Our approach was to develop our own cognitive intelligence algorithms and databases in-house, while using Langchain and OpenAI only for natural language understanding and assembling our analysis into coherent outputs. From the beginning, we hoped this approach would be more efficient than relying heavily on external LLMs, and our development process confirmed this.
When I first started building, we were sending too much information to OpenAI, with each request requiring 5,000-7,000 input tokens and 700-1,000 output tokens. But since OpenAI and Langchain are only piecing together the knowledge that Cally creates internally, we were able to refine our approach and dramatically reduce this to just 100-500 input tokens and 100-300 output tokens per request.
This 90% reduction in token usage was a welcome confirmation of our initial vision. By handling the cognitive analysis and scheduling logic in our own systems, we've built a service that's not only more affordable to maintain but also less dependent on external APIs for its core functionality, allowing us to offer subscriptions at just $5 per month.
I used Langchain to integrate these various components, creating a system where our database-driven cognitive analysis feeds precisely formatted context to the AI, resulting in focused, relevant responses without unnecessary token usage.
The current version of the Cognitive Timeline is just the beginning. Research reveals numerous factors influencing cognitive performance beyond our initial focus on chronotype, sleep, and energy levels. For example, West et al. (2002) demonstrated significant interactions between age and time of day, with older adults showing better performance on working memory tasks in the morning while younger adults showed less time-of-day variation. Similarly, Evans et al. (2017) found that typical university class schedules are misaligned with undergraduate students' peak cognitive times, suggesting that even institutional factors can impact when we perform best cognitively.

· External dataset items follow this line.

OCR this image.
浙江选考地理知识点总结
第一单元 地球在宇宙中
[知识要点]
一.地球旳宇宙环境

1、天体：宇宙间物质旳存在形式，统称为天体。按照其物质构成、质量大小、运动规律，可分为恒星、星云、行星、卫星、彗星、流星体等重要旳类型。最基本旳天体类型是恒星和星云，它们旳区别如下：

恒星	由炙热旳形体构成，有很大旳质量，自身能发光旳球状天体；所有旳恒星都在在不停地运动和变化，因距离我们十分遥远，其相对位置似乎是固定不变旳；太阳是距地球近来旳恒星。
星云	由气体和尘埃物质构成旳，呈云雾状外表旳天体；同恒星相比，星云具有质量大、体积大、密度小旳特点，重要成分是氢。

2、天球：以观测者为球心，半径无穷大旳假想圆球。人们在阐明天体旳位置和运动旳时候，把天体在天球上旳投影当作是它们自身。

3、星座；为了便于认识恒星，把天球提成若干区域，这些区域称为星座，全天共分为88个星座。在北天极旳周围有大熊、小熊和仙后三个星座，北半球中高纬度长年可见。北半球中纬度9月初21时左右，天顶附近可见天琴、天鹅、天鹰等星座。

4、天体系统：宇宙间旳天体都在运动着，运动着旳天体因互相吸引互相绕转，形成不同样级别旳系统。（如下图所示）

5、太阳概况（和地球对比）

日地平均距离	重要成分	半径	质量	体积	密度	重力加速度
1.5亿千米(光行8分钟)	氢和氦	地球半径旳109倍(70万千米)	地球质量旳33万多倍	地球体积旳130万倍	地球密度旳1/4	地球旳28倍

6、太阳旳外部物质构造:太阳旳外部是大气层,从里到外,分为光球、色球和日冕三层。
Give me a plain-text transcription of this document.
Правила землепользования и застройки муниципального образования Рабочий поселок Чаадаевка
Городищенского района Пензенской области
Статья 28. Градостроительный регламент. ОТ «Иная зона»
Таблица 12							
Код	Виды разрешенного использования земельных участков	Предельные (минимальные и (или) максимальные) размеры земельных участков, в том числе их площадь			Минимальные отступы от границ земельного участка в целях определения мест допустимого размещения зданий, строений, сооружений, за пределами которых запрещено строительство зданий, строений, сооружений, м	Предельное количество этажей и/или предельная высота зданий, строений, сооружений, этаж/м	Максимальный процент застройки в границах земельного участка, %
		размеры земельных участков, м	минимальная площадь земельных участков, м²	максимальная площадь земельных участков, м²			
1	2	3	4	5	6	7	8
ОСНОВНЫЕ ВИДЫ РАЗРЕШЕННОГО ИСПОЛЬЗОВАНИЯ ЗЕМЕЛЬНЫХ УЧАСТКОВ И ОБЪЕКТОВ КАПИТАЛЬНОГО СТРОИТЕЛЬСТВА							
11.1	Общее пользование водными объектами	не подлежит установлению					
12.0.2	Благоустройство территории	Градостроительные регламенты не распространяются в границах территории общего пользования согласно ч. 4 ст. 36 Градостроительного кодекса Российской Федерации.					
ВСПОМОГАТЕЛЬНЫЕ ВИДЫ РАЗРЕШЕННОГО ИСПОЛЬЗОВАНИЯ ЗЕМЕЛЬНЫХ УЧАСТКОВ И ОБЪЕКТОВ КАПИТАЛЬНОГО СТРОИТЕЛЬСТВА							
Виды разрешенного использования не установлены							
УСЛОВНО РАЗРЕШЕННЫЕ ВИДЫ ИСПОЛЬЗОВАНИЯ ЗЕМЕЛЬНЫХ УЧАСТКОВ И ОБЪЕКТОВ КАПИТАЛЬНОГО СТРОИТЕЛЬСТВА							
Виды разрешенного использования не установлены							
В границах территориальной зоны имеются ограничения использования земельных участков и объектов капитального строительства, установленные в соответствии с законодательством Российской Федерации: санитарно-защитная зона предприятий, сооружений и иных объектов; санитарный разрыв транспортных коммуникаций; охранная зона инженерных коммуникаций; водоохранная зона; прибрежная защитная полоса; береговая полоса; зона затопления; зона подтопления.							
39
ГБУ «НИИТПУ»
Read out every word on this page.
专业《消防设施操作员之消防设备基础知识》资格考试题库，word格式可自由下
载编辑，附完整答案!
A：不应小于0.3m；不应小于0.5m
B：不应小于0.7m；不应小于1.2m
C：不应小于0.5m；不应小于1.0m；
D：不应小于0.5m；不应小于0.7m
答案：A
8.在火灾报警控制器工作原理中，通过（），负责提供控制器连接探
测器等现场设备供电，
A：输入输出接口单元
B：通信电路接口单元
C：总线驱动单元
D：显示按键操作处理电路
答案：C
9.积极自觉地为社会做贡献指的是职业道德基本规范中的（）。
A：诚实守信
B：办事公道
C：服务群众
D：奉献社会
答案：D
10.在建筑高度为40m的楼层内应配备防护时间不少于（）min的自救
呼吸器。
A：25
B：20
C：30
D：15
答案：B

On the technical side, I'm working on real-time rescheduling capabilities that can quickly adapt when your day doesn't go as planned. This involves complex constraint solving algorithms that can efficiently reoptimize a schedule while considering dependencies between tasks and deadlines.
Looking forward, we're exploring the development of our own specialized language model based on the cognitive science and project management methodologies that form Cally's foundation. This research-driven approach would allow us to eliminate our reliance on external LLMs entirely, bringing all aspects of our service in-house. A dedicated model would understand the nuances of cognitive fluctuations and project planning at a deeper level, enabling more personalized recommendations without the overhead of explaining these concepts to a general-purpose model. The specialized nature of cognitive performance patterns and task management makes this an ideal domain for a focused LLM that embodies the specific research we've synthesized, rather than requiring us to extract relevant insights from broader models. This represents the natural evolution of our work to build a system that truly understands how to align human cognitive patterns with optimal productivity.
Building My Calendy has been a journey of combining cognitive science, project management principles, and modern web technologies. The result is a tool that doesn't just help you organize your time, but actually understands how your brain works throughout the day.
I've learned that the best productivity tools don't just tell you what to do—they help you do it at the right time. By understanding and working with your natural cognitive rhythms instead of against them, we can all achieve more without working harder. That's the science and technology behind My Calendy, and I'm excited to keep improving it based on new research and your feedback.